Re: John Milton on SIAI

From: Eliezer S. Yudkowsky (sentience@pobox.com)
Date: Sun Nov 14 2004 - 14:38:03 MST


Damien Broderick wrote:
> from Paradise Regained:
>
> "Thou neither dost persuade me to seek wealth
> For empire's sake, nor empire to affect
> For glory's sake, by all thy argument.
> For what is glory but the blaze of fame,
> The people's praise, if always praise unmixed?
> And what the people but a herd confused,
> A miscellaneous rabble, who extol
> Things vulgar, and, well weighed, scarce worth the praise?
> They praise and they admire they know not what,
> And know not whom, but as one leads the other;
> And what delight to be by such extolled,
> To live upon their tongues, and be their talk?
> Of whom to be dispraised were no small praise--
> His lot who dares be singularly good.
> The intelligent among them and the wise
> Are few, and glory scarce of few is raised.

Having pointed out this problem, how did Milton intend to fix it? Was
he just pointlessly rubbing in the fact that most people, by an accident
of birth, don't have the raw talent to become famous poets?
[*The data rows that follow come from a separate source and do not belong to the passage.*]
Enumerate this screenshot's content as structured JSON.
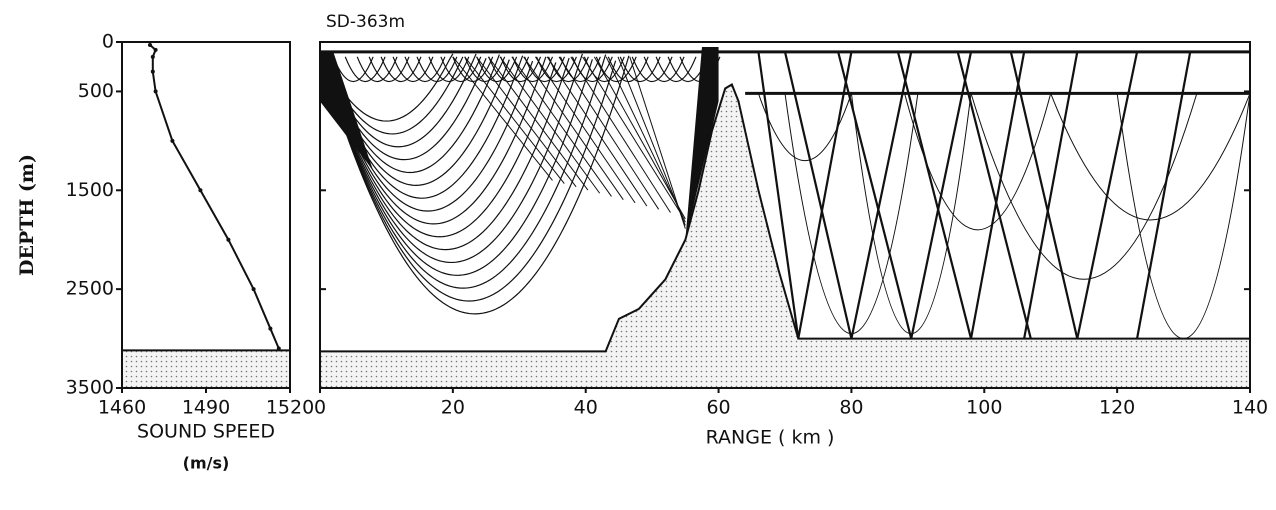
{
  "chart_data": [
    {
      "type": "profile",
      "x_label": "SOUND SPEED",
      "x_unit": "(m/s)",
      "y_label": "DEPTH (m)",
      "x": [
        1470,
        1472,
        1471,
        1471,
        1472,
        1478,
        1488,
        1498,
        1507,
        1513,
        1516
      ],
      "values": [
        30,
        80,
        150,
        300,
        500,
        1000,
        1500,
        2000,
        2500,
        2900,
        3100
      ],
      "xlim": [
        1460,
        1520
      ],
      "ylim": [
        0,
        3500
      ],
      "xticks": [
        1460,
        1490,
        1520
      ],
      "yticks": [
        0,
        500,
        1500,
        2500,
        3500
      ],
      "seafloor": 3120,
      "color": "#111111"
    },
    {
      "type": "bathymetry",
      "title": "SD-363m",
      "x_label": "RANGE  ( km )",
      "x": [
        0,
        43,
        45,
        48,
        52,
        55,
        57,
        59,
        61,
        62,
        63,
        66,
        69,
        72,
        140
      ],
      "values": [
        3130,
        3130,
        2800,
        2700,
        2400,
        2000,
        1500,
        900,
        470,
        430,
        600,
        1500,
        2300,
        3000,
        3000
      ],
      "xlim": [
        0,
        140
      ],
      "ylim": [
        0,
        3500
      ],
      "xticks": [
        0,
        20,
        40,
        60,
        80,
        100,
        120,
        140
      ],
      "color": "#111111"
    }
  ]
}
Or so it
was back in the days when poetry rhymed or at least rhythmed; today,
alas, anyone can be a famous poet, and that is not so much an
improvement as an anti-elitist might have thought. If we wish a proud
few to become a proud multitude, we must raise up people, not lower our
standards. Unfortunately there's a limit to how much you can do to
create innate talent, if you can't add brainpower. Fortunately the laws
of physics don't prohibit us from adding brainpower. It just takes a
little longer.

Unlike the case if you feel guilty for being born unusually rich, you
can't give away smart. Not without a great deal of effort, on the order
of devoting your life to the challenge. In that I willingly gave over
my life to solving the problem of unequal distribution of intelligence,
I see no reason to pretend the problem doesn't exist.